Bewegung hat Torsten Schiller geholfen: Zunächst Rollstuhl-Rugby, dann Tanzen mit seiner Partnerin und Freundin und seit letztem Jahr das Handbiken. Pro Woche war er in diesem Jahr drei- bis viermal bis zu drei Stunden unterwegs. Da kamen durchschnittlich 50 Kilometer zusammen. Im kommenden Jahr will er mit einem professionellen Trainer vom Leistungszentrum Cottbus richtig einsteigen. Viele Informationen und Tipps hat er vom Tetrateam bekommen.

Austausch im Tetrateam

Als Motivationstrainer und Seminarleiter hält Jürgen Winkler in der Balance. Foto: privat

Das haben Jürgen Winkler und Bernd Jost 2009 gegründet. Denn bei vielen Rennen hieß es, Tetraplegiker können auf Grund ihrer hohen Lähmung nicht Handbike fahren und dementsprechend nicht teilnehmen. Pustekuchen – Winkler und Jost haben an den größten und längsten Rennen teilgenommen und in ihrer Schadensklasse öfters gewonnen. Winkler ist sogar Weltrekordler über die Marathondistanz mit 1:36 Stunden. Ihre Idee: Wir wollen mehr Tretaplegiker fürs Handbike gewinnen. 23 Mitglieder hat der gemeinnützige Verein deutschlandweit, die sich über Facebook oder Email austauschen und sich mittlerweile mehrmals jährlich treffen.
Natürlich geht es viel um das Handbike und den Sport. Denn durch die hohe Lähmung ist auch das vegetative Nervensystem eingeschränkt. So schwitzen Tetraplegiker trotz Höchstleistung nicht, damit versagt die natürliche körperliche Kühlung. „Ab 20 Grad hilft nur regelmäßig Wasser über den Kopf“, lacht Winkler. Sein höchstmöglicher Puls sind 112 Schläge pro Minute, dadurch werden Sauerstoff und Verbrennungsstoffe nicht wie üblich in die Muskeln transportiert. Spitzensportler kommen locker auf 180 und mehr Schläge bei Extrembelastungen.

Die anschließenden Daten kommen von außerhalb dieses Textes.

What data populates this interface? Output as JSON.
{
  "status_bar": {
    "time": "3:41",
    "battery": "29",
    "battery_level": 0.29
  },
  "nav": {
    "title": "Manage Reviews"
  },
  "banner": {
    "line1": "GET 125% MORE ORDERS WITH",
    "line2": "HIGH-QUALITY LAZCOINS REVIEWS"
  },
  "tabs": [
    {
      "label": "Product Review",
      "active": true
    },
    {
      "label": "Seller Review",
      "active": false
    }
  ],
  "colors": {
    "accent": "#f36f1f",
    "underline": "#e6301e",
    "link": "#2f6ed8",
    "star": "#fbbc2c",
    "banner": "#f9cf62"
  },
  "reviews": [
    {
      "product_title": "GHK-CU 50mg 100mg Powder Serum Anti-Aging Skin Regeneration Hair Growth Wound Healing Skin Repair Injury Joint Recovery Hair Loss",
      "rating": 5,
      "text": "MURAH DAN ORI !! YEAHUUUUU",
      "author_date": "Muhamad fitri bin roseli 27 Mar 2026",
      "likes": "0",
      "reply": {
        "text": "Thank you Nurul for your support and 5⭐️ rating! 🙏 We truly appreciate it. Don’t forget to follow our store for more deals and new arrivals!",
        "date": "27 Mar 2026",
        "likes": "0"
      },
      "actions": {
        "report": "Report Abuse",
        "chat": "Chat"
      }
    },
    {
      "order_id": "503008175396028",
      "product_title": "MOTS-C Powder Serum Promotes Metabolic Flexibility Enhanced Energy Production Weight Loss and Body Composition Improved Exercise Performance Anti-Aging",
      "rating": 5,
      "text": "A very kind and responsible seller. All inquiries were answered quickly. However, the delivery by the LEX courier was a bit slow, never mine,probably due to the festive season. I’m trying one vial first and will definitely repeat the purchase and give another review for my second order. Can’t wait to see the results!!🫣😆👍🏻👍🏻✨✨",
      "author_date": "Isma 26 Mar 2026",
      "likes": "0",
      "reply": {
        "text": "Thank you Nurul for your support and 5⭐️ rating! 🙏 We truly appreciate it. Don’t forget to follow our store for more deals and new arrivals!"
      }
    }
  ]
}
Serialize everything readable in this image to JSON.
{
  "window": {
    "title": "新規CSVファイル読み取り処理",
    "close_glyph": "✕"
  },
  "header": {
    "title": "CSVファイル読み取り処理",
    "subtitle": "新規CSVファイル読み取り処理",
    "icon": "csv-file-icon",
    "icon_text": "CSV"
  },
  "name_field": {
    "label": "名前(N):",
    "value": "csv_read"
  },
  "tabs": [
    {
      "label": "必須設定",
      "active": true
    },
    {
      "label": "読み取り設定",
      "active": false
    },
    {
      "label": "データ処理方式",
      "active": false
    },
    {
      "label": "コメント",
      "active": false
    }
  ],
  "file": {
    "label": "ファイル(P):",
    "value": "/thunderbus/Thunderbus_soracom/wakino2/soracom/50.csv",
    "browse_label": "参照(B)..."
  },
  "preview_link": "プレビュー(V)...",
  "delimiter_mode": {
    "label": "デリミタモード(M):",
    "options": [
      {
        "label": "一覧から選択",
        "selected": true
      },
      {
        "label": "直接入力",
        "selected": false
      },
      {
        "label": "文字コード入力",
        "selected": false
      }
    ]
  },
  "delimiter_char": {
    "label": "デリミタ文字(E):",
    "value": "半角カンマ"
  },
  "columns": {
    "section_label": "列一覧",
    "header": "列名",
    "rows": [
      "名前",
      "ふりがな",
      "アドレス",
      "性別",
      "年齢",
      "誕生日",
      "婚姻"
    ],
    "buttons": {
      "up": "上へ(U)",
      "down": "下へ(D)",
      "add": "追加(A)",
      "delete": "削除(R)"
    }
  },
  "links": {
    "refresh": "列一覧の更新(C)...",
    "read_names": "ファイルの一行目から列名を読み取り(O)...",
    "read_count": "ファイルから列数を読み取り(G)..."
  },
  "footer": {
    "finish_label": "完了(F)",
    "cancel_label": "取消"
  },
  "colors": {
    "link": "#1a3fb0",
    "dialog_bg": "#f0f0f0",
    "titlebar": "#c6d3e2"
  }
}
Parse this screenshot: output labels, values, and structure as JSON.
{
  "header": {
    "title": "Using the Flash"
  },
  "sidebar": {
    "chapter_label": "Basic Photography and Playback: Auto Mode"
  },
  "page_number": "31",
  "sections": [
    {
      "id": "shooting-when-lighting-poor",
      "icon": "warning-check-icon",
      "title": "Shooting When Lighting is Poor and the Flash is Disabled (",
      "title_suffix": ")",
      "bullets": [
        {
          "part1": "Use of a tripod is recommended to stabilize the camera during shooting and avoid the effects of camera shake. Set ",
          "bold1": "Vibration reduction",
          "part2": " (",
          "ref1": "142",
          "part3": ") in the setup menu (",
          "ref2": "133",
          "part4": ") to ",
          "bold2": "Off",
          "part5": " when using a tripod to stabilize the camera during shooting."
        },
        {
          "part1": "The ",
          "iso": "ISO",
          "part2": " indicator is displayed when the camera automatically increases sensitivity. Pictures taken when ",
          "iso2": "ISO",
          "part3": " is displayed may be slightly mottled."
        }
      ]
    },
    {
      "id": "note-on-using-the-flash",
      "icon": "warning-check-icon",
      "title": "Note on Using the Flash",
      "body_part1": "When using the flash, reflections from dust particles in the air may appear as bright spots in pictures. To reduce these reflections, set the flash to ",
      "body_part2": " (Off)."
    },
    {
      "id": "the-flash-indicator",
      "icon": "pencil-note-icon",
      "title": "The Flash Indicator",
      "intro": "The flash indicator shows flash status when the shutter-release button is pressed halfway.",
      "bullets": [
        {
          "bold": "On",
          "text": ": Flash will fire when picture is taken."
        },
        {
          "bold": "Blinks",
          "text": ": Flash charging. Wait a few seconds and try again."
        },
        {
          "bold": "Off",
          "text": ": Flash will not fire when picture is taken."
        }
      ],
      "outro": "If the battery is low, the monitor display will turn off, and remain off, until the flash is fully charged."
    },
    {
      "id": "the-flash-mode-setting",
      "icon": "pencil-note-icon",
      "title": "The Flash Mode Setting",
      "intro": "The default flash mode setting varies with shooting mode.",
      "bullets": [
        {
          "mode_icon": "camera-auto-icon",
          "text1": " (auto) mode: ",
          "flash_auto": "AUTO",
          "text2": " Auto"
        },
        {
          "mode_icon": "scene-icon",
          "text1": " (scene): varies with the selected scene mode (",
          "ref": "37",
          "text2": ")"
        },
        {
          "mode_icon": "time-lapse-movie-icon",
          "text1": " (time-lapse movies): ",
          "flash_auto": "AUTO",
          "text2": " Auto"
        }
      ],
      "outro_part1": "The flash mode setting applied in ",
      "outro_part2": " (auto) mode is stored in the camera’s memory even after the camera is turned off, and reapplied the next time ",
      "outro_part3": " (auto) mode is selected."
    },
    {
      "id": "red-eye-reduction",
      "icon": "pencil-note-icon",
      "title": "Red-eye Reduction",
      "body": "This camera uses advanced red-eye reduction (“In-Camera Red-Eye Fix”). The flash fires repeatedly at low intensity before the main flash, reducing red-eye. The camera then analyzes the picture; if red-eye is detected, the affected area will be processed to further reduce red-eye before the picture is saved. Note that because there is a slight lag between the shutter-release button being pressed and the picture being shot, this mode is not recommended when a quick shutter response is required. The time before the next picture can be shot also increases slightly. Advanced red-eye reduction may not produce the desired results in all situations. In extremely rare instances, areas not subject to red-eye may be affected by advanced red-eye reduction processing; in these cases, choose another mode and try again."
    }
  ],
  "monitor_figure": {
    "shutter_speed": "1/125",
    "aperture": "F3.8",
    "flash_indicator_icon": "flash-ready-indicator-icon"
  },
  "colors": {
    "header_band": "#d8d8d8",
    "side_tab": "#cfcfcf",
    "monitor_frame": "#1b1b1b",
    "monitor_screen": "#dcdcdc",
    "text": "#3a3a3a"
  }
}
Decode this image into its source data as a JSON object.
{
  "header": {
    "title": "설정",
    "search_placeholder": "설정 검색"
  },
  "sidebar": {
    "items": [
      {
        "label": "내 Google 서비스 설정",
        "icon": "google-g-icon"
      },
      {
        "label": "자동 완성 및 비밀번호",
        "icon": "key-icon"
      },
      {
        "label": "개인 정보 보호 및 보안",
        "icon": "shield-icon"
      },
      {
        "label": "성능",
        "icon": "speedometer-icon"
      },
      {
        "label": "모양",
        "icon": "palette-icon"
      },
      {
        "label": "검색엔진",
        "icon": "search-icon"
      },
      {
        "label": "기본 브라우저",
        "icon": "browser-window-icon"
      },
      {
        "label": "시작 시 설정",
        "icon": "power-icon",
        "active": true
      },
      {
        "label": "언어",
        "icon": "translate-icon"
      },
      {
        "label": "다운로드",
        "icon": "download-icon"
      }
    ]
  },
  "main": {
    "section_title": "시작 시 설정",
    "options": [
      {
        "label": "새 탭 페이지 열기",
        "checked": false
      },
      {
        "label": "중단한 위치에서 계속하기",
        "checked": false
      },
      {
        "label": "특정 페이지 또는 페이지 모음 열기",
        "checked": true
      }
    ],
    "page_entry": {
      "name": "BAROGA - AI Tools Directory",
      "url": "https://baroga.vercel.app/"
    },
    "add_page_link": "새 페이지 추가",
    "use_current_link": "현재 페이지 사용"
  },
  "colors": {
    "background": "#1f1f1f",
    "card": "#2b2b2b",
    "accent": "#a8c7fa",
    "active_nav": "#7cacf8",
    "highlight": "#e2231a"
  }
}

Tetraplegiker können sich nicht allein auf den Staat verlassen

Die Treffen des Tetrateams dienen auch dem Gespräch über den Alltag. Wie sieht dein Auto aus? Wie löst du dieses Problem? Was machst du beruflich? Zwar bekommen Winkler und Schiller eine Erwerbsunfähigkeitsrente. Doch ohne Arbeit droht Hartz IV. Also arbeitet der Leipziger im Vertrieb eines Traktorenherstellers und Winkler ist nach seiner Kündigung vor wenigen Tagen als Berater für Medizinprodukte komplett selbstständig: als Schulungsleiter, Dozent und eben als Motivationstrainer.


Jens Gieseler ist Kommunikationsberater, Journalist und Heilpraktiker für Psychotherapie. In den letzten beiden Lebensjahren war sein Vater pflegebedürftig. Deshalb hat er sich mit der Pflegebürokratie herumschlagen müssen und viel Sensibilität für das Altern und Sterben entwickelt. Erkenntnis: Beziehungen werden immer wichtiger.